Un detto afferma che “l’abito non fa il monaco”. È pur vero, tuttavia, che la nostra apparenza sia il primo contatto con il mondo esterno. Un biglietto da visita. È importante, quindi, trasmettere tramite lo stile la propria personalità. Lavinia Biagiotti si impegna in questo.
La collezione Autunno/Inverno 2018-19, la prima interamente trainata da Lavinia dopo la scomparsa della madre, propone una donna consapevole del suo potere nella società odierna. Guidata da una grande autostima, nata a seguito dei suoi successi in campo lavorativo e sociale, solca la passerella sicura di sé sfoggiando outfit che testimoniano appieno questa presa di coscienza.
Sintomatico il luogo che ospita la sfilata: il Piccolo Teatro di Milano. La Maison, nonostante la perdita di Laura Biagiotti, rimane fedele alle scelte della stilista, la quale vent’anni or sono aveva selezionato proprio questo teatro come spazio per i suoi fashion show, in sostegno della cultura e dell’arte italiana. E così moda e teatro si fondono. La vita si fa palcoscenico. I personaggi con i loro ruoli e i loro abiti diventano reali e il tempo svela un corso instabile, tra flashback e fast forward.
Tra nostalgia e gratitudine, la collezione è un tributo a Laura Biagiotti, la quale, come sostiene la figlia, dava della donna un’immagine reale e non grottesca, poiché la donna deve essere persona, non personaggio. Ad aprire le danze è il bianco Biagiotti, che trionfa in tutto il suo candore nella prima parte della sfilata. Poi la palette si arricchisce di colori, tutti toni speziati e naturali che vanno dal cammello al verdone, dal senape al rosso ruggine.
Un cocktail di pattern anima i tessuti del cashmere, della seta e del velluto. In primo piano sono le trecce, dipinte a mano con chiaroscuri, o trompe-l’oeil con un’inedita illusione ottica nella stampa realizzata in 3D per cappotti, camicie o abiti. Altrettanto presenti sono il tartan, il pied de poul e il principe di Galles, tessuti dal sapore british.

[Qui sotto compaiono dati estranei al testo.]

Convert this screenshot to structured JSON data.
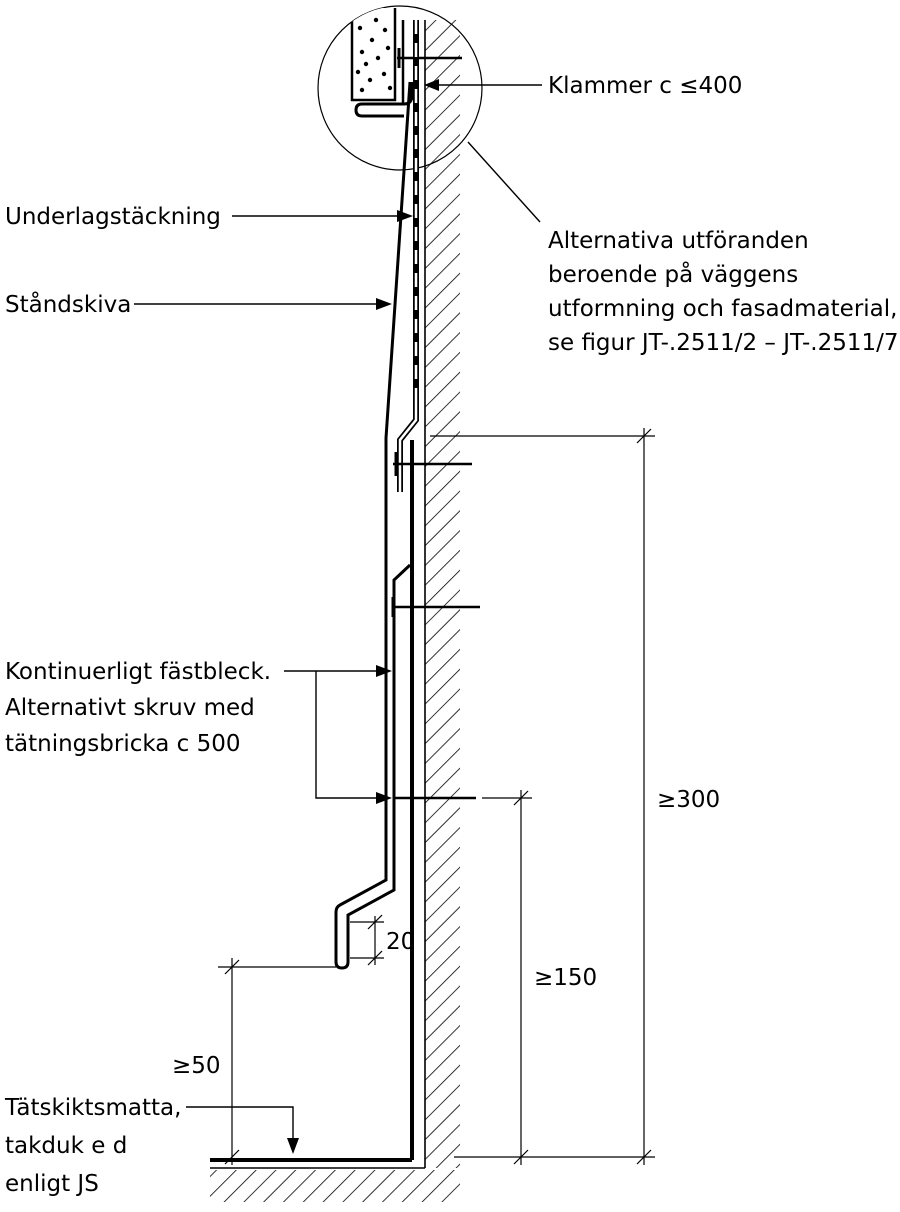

Ecco poi un romantico floreale di rose e ortensie, un fitto camouflage di colori vivaci e persino un classico animalier leopardato. Sulla passerella si alternano pantaloni ampi dal taglio classico, cappotti oversize e pellicce, abiti in cashmere, gonne fluttuanti al ginocchio, blazer dalle linee ben definite, camicie in chiffon e dolcevita.
L’accessorio principe è il cappello. Le scarpe sono flat o stivali under-the-knee con tacco in black patent leather, in pelle scamosciata o con motivo rettile. Lo show si chiude con un gruppo di modelle in total black che indossano l’iconico dolcevita nero, come piaceva al maestro Strehler, con le scritte “Piccolo”, “Teatro”, “Milano” e “Biagiotti”.
«Il Piccolo – afferma Lavinia – è molto più di un teatro. È un pezzo di storia del nostro tempo ed è anche un pezzo di storia della mia vita. Ricordo con struggente commozione l’atteggiamento devoto e gioioso con cui mia madre Laura entrava nella sala prove del Teatro, sempre in punta di piedi, trovando nel convulso pulsare della Settimana della Moda a Milano una vibrante sintonia di arte, di passione, di affabulazione».
E con immenso piacere, questa sintonia resta più viva che mai.